A single source of illumination, a pillar of cold flame, hovered at the very heart of all that darkness. Its presence subdued the expansiveness, somehow dominating all within its sight.
“W-we dare not go closer,” Belina stammered.
“I dare,” Leitos said, eyes locked on that pillar and the vague figure seated atop it. The Faceless One. Belina had claimed no mortal weapon could harm him, but Leitos meant to learn for himself if that were true. If nothing else, he needed to see the face of his oppressor, the face that every tale said no living man had ever looked upon.
Belina tried to catch his arm, but he stepped from the spill of cool light at his back, and into the waiting void. Before his first step fell, he had a moment of doubt, a fear that his foot would drop through emptiness. He did not imagine falling, but ceasing to exist, his being devoured by the void….
His foot landed on an invisible surface as hard as stone. Only that the pillar of light remained ahead told him that he had not tumbled into oblivion. Belina cried out, whether in alarm or anger, he did not know. He thought to calm her, but could not look away from his goal.
He continued one ponderous step at a time, his breath coming in puffs. He realized that he did not walk, so much as drift. Upon recognizing that, he halted, but an unseen current carried him at great speed. Or is the Faceless One drawing me to him? An uncomfortable thought that quickly broke apart and dissipated.
While Leitos sensed himself drawing nearer to the Faceless One, neither the pillar nor the figure grew larger, giving the illusion that he moved not at all.
Then, with sickening abruptness, he found himself standing within the shadows just beyond the pillar’s luminance, gazing up at the figure seated upon a throne of intricately carved obsidian. The man leaned forward, his head deeply bowed, with thick and tangled strands of long dark hair obscuring his features.
Nothing about the Faceless One was as Leitos had imagined. Clad in simple leathers and furs, he looked an imposter upon a throne stolen from a mighty king. Usurper or not, strength resonated from his broad shoulders, deep chest, and thick arms, but nothing about him spoke of regal authority. Rather, this figure represented a raw, brutish power.
“Who are you?” Leitos asked, the sound of his voice thundering in the still. The figure flinched, seemed ready to reveal himself, then settled back. Leitos made his demand again, shouting it.

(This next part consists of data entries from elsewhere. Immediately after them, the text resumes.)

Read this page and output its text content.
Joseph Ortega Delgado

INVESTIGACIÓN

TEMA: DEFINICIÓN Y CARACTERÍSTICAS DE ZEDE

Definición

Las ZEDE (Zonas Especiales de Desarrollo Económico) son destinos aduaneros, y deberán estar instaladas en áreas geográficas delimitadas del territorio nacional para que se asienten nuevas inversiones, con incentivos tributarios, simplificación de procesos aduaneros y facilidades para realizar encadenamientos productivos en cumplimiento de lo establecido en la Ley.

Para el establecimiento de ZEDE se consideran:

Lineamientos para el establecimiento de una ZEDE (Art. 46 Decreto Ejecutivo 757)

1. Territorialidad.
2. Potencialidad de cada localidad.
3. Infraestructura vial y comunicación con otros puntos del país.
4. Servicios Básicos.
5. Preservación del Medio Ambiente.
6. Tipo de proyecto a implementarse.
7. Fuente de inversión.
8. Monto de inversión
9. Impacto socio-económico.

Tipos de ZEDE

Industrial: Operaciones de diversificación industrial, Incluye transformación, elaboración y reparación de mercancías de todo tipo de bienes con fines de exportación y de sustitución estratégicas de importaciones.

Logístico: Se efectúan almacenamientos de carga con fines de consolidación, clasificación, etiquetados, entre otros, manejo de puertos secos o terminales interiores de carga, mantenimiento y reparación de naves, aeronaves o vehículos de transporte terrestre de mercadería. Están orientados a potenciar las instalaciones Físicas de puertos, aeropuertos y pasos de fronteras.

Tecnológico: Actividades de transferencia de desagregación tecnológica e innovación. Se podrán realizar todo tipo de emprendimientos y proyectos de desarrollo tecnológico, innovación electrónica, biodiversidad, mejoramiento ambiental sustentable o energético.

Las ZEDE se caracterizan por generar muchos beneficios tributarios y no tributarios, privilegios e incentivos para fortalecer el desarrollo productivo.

The man stirred once more, raising his head listlessly. Leitos clutched his dagger, not sure what good it would do, and not caring. Here was his enemy, and he would strike him down, somehow. He must.
That terrible head lifted higher, and Leitos felt ice coat his insides. Where a face should be, blue flame teemed over an indistinct skull.
“Go from this place,” the man pleaded, again at odds with Leitos’s expectations.
“I did not come here to obey,” Leitos said through clenched teeth, “but to destroy you.”
“Escape, boy … while you still can.”
The man’s hands suddenly pressed against his head, as if trying to contain those unnatural fires. His limbs trembled, and he doubled over, groaning.
Leitos waited, poised to attack.
The Faceless One abruptly sat straight, the fires solidifying enough to make out the vague outlines of a face, still unclear, but a true face. A vicious grin played over his lips. “Tell your father that death has found him!”
That shout fell on Leitos like the breaking of mountains, crushing him flat. The man began to rise, his proportions growing immense. The void’s emptiness came alive with roaring flames of every vile hue, and from those leaping fires sprang Mahk’lar. Terrible beings, creatures born of hate and shadow, their flesh formless, bloated, drooling corruption from gnashing, fang-filled mouths.
They danced near, their incomprehensible language filling Leitos’s mind with visions of a thousand atrocities. He saw the brutal ends of all those he knew, the destruction of all the world’s peoples. He saw screaming men, their flesh stripped from crushed bones, their living marrow scorched to ash. He saw women and girls savaged by demon-born, their beauty and grace pillaged by abominable lusts. He saw children boiled alive in their own blood, or roasted on spits above black fires, or torn from wombs with flaming pincers, before being ripped to pieces and stuffed into the fanged mouths of demons.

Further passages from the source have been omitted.